Reflexiones de Alfredo Leuco

Martes 3 de junio de 2014
“Algunos creen que es un tema menor, pero yo creo que tiene que ver con el respeto a la democracia y las instituciones, y cuál es el valor de la libertad, y la responsabilidad en una sociedad. Empezó cuando dos energúmenos pintaron con aerosol dos vagones que no se había estrenado siquiera del tren Sarmiento. Cuando uno de ellos estaba huyendo en el taxi la Prefetura lo agarró y el ministro de Interior y de Transporte Florencio Randazzo, enojado, dijo de una manera figurativa: “habría que matarlos, si fueran mis hijos les dejaría el traste rojo a patadas”. Estaba realmente indignado”.

“Tuvieron que hacer una tarea comunitaria, el Estado va a accionar contra los padres, para que se hagan responsables y paguen de sus bolsillos los que todos los argentinos tenemos que pagar para reparar esas vandalizaciones que han hecho del bien público”.

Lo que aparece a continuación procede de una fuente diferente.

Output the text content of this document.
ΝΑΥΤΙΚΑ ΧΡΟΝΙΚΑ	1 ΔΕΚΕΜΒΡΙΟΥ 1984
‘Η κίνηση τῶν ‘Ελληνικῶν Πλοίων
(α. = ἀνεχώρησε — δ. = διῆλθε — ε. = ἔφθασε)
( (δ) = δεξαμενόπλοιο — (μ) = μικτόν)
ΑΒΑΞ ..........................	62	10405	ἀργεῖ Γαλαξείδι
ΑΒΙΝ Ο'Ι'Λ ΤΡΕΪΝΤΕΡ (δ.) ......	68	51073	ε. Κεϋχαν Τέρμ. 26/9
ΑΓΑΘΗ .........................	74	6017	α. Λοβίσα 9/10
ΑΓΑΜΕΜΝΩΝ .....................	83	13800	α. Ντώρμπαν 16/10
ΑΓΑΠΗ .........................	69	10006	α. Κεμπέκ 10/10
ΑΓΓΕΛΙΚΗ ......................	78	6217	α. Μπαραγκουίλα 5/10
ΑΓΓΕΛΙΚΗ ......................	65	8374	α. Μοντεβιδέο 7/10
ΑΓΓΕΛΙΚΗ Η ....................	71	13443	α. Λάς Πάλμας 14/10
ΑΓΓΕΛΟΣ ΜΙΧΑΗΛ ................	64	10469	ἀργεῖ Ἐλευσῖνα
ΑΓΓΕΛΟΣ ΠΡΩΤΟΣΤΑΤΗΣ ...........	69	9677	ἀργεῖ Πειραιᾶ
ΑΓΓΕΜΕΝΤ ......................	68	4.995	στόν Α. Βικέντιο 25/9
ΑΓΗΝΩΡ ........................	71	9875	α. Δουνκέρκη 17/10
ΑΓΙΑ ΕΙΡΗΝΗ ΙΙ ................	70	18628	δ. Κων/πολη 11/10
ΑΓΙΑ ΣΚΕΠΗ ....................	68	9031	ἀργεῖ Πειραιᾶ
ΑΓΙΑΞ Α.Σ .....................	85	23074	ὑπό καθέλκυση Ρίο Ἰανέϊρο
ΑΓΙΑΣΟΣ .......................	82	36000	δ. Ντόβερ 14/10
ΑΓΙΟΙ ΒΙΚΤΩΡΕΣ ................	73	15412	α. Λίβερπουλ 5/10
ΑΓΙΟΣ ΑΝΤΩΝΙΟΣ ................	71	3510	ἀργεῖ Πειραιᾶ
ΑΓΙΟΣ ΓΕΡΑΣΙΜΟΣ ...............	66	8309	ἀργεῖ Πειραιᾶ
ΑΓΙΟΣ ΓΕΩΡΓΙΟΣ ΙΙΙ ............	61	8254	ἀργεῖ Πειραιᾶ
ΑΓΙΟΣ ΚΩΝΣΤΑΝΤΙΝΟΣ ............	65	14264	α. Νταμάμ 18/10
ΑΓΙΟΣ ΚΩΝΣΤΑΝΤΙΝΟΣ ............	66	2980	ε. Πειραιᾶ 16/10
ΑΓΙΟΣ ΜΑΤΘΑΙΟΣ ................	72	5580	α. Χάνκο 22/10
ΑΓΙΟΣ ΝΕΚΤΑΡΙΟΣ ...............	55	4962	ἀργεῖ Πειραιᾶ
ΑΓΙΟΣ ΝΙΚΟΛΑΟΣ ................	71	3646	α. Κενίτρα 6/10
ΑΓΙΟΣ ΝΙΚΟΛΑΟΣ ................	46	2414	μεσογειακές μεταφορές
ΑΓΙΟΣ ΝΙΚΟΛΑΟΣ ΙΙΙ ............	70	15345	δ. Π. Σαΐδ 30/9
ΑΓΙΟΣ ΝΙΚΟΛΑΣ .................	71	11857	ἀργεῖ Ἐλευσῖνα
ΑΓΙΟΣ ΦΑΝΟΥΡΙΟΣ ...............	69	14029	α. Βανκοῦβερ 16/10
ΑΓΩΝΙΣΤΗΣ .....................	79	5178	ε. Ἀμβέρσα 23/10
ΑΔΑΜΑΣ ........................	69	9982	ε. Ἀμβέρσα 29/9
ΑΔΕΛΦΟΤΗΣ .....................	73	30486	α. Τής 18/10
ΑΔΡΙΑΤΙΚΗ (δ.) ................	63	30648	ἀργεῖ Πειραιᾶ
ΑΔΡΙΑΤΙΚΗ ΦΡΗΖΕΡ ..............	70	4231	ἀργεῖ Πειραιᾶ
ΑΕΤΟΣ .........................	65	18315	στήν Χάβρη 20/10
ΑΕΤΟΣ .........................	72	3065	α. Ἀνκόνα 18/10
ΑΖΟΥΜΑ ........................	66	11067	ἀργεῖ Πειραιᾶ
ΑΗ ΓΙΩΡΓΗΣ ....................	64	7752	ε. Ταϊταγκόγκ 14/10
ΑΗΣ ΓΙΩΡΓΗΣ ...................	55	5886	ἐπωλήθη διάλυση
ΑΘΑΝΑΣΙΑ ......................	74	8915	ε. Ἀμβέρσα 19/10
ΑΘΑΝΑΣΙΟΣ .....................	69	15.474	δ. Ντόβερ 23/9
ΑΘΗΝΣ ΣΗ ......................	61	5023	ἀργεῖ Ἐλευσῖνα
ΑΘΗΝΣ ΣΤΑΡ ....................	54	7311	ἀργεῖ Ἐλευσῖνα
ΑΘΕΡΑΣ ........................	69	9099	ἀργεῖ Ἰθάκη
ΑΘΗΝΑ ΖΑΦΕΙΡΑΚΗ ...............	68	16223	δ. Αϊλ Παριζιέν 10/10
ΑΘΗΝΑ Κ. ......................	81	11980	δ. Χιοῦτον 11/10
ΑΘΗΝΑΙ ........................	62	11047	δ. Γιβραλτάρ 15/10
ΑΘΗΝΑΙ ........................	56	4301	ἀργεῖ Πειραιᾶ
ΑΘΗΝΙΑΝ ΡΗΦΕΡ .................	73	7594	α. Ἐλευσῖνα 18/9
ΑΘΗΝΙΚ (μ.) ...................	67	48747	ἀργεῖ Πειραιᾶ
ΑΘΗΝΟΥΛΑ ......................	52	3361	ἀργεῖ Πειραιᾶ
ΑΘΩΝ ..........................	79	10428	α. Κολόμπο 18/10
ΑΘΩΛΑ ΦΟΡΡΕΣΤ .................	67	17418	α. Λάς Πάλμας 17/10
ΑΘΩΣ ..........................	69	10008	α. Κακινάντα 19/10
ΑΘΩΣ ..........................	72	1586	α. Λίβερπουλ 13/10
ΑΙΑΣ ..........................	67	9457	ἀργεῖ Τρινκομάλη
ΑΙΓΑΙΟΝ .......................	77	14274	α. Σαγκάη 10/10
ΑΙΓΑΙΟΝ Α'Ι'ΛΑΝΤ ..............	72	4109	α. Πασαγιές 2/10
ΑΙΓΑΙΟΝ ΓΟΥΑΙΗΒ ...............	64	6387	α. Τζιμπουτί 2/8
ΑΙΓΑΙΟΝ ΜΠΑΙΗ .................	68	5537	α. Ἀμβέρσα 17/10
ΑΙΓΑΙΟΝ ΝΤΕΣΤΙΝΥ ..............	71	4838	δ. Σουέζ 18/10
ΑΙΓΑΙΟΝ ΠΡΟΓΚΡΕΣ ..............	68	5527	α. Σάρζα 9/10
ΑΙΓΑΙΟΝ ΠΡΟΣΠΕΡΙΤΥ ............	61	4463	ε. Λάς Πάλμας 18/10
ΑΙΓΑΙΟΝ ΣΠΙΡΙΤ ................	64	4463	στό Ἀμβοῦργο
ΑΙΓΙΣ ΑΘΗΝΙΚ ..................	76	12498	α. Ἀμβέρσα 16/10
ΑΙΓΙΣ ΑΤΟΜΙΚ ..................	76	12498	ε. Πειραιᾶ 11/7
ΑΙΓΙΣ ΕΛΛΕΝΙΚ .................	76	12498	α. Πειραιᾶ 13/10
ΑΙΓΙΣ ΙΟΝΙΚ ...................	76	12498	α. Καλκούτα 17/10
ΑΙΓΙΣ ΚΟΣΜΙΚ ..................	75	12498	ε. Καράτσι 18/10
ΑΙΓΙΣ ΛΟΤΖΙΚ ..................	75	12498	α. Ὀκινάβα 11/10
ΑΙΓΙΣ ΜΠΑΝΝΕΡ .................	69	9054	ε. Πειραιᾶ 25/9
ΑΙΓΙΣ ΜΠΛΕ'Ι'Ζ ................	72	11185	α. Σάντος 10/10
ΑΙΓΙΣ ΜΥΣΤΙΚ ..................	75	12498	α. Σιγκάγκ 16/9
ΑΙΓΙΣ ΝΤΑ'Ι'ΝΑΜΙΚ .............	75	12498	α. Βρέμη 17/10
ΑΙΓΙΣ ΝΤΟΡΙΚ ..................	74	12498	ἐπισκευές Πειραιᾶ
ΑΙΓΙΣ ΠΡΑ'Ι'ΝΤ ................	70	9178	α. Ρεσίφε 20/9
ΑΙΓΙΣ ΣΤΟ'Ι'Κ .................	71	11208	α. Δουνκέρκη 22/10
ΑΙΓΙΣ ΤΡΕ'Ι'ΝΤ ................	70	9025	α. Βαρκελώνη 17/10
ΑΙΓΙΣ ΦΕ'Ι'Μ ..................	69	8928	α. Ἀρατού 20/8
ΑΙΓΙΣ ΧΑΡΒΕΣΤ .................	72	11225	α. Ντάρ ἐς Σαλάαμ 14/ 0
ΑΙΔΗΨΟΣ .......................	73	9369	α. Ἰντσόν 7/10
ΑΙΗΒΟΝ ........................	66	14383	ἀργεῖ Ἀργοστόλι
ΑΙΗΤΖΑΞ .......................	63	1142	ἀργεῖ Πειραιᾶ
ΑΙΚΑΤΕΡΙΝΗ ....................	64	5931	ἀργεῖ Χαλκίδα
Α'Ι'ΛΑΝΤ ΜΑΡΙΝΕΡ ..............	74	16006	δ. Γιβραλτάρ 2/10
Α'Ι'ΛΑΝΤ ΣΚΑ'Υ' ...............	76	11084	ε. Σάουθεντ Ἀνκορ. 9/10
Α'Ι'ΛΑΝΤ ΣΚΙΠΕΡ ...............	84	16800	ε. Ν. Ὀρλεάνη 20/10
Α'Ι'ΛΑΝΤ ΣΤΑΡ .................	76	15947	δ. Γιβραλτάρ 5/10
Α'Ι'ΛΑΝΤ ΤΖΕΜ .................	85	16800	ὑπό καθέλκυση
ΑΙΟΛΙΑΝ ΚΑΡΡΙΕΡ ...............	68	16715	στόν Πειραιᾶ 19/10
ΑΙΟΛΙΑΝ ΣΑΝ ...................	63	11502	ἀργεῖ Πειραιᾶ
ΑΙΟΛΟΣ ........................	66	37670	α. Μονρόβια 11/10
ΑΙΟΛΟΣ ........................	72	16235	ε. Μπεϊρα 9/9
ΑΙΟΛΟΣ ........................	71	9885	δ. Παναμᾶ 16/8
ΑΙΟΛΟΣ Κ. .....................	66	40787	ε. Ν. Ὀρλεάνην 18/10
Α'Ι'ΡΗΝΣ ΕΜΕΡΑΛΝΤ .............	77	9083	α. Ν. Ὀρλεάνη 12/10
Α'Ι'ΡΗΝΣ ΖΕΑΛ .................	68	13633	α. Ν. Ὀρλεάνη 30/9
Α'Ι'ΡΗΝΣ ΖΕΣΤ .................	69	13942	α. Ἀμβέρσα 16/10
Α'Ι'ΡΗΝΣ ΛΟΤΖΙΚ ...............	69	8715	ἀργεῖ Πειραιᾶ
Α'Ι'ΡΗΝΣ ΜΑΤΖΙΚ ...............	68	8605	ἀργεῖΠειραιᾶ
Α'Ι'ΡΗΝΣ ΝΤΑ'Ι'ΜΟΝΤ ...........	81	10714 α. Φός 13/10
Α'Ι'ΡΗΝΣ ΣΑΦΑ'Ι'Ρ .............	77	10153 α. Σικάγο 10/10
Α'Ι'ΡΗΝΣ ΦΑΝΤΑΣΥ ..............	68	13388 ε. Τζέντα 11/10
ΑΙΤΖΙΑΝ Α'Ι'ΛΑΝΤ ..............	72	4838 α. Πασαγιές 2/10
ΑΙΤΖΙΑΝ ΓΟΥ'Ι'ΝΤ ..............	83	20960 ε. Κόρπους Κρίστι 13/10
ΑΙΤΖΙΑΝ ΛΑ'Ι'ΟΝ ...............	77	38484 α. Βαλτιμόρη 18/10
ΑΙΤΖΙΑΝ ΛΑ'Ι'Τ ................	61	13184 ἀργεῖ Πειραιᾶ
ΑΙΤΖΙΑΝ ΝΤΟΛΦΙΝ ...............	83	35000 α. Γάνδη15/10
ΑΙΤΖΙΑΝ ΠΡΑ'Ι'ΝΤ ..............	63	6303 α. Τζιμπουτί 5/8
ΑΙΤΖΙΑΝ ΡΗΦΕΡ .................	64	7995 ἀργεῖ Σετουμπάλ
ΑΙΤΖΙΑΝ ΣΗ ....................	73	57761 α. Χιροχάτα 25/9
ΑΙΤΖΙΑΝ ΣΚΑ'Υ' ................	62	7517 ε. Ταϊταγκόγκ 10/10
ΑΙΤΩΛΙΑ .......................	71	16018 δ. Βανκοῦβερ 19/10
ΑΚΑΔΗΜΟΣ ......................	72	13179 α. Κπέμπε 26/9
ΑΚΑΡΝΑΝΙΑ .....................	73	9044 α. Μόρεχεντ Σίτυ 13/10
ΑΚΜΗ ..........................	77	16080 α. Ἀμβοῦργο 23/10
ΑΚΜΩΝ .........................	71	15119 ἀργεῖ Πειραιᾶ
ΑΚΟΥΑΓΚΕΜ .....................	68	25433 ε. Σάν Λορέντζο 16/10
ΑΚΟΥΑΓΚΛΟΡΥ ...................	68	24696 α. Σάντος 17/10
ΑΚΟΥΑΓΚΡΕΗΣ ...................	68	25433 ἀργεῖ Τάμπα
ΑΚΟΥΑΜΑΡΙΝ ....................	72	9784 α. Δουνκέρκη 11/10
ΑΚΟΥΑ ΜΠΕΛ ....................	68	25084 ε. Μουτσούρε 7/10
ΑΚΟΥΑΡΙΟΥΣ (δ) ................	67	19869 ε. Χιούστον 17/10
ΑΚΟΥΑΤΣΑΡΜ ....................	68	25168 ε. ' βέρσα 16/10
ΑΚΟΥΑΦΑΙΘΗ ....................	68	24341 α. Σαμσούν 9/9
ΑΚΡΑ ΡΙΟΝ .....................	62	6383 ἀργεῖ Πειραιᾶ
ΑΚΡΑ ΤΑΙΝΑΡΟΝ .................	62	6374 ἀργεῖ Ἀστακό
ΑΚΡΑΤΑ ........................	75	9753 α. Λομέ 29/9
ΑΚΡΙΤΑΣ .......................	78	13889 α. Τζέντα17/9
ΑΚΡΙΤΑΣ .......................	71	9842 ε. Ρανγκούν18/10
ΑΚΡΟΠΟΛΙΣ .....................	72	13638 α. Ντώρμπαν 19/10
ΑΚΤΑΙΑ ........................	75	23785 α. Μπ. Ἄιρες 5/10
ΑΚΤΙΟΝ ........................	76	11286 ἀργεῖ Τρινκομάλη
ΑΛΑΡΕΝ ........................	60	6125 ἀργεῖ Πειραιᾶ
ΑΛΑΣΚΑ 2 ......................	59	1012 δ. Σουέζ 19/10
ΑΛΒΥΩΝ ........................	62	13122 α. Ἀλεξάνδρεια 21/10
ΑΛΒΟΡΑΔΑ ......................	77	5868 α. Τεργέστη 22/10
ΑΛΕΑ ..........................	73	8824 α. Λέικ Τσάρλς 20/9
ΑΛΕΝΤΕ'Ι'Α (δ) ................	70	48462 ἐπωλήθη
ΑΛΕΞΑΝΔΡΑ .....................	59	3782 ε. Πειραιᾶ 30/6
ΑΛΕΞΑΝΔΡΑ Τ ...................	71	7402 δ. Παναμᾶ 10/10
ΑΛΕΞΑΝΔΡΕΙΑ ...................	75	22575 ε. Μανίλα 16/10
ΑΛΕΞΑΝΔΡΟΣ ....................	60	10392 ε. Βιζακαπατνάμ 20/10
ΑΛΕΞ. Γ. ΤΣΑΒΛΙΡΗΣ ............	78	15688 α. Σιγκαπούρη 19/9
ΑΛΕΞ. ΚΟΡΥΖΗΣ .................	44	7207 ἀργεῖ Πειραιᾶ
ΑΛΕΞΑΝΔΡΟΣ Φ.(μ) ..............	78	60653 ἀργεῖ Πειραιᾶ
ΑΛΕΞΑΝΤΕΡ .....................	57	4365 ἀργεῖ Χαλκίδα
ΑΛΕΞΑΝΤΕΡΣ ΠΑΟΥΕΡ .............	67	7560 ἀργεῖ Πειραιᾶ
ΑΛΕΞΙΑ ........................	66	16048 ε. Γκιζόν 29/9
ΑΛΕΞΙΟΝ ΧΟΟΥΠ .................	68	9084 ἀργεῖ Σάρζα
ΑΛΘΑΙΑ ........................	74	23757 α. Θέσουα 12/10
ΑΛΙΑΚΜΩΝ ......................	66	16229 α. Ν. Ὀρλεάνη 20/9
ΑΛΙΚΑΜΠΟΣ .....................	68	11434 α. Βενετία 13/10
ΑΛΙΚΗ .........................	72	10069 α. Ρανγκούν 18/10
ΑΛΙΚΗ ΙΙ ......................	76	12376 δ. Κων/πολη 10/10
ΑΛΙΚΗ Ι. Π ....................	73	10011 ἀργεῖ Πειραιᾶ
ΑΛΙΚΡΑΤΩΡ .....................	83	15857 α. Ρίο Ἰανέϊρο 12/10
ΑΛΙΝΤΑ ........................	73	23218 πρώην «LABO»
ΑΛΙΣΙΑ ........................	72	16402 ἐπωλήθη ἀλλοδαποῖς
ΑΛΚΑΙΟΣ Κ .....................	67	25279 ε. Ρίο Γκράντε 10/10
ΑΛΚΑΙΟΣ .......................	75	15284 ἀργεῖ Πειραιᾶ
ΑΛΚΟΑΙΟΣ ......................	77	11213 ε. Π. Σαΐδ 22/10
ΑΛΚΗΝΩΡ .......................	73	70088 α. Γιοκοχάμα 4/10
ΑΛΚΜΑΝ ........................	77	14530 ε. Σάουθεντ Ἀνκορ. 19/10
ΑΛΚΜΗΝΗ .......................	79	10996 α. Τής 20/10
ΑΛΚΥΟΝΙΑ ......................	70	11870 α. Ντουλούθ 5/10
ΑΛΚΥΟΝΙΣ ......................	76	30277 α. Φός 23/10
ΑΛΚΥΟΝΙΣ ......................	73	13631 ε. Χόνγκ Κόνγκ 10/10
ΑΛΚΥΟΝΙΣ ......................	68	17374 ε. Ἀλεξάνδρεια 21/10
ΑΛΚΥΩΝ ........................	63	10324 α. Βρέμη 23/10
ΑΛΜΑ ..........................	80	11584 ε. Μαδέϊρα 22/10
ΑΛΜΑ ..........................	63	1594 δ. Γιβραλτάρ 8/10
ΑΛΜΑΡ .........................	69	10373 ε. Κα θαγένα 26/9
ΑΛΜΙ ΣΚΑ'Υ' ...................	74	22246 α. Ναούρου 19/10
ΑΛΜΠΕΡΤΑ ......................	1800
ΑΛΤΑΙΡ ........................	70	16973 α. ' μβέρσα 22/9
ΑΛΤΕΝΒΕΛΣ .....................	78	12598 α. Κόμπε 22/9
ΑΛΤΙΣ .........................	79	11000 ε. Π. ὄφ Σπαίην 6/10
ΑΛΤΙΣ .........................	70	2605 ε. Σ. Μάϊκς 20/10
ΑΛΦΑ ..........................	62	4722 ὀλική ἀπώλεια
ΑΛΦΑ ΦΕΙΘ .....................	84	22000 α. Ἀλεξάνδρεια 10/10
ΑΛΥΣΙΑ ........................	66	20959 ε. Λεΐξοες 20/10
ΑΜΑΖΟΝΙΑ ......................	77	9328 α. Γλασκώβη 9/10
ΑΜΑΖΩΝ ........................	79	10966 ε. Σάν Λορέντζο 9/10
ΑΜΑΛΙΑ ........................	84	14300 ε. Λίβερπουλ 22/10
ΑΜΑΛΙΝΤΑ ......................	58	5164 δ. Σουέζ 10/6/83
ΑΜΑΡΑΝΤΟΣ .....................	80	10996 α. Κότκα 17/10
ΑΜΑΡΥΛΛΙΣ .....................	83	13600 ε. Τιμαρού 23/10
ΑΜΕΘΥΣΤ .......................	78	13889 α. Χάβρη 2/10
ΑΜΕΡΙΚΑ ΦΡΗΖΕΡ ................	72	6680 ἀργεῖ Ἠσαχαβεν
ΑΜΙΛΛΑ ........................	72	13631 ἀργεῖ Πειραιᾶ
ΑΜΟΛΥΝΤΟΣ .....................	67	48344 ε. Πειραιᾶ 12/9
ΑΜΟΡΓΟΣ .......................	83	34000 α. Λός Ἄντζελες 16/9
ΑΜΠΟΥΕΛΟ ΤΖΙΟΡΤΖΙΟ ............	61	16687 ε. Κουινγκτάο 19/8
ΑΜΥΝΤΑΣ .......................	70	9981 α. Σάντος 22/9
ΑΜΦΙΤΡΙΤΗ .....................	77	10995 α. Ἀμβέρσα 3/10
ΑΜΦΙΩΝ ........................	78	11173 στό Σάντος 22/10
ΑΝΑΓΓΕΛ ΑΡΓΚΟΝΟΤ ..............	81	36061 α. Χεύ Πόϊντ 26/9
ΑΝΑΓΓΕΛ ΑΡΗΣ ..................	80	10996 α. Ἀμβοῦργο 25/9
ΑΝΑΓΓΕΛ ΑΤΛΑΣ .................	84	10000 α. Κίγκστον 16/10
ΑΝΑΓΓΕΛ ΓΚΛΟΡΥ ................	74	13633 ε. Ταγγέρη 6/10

“Y se generó una polémica que me pareció interesante desde el punto de vista conceptual, de lo que es vivir en democracia. Vale la pena fijar dos posturas claras. Una la ubicaría en el presunto progresismo frívolo y reaccionario que anida bastante en la pequeña burguesía del kirchnerismo, que se escandalizaban, diciendo que no había que perseguir a nadie que pinte con aerosol porque eran artístas”.

“Hubo otra postura que yo llamaría el progresismo sensato y popular, que salió en defensa del bien público y que decía que ese tipo de cosas hay que castigarla, porque el orden en democracia no es sinónimo de autoritarismo, de fascismo”.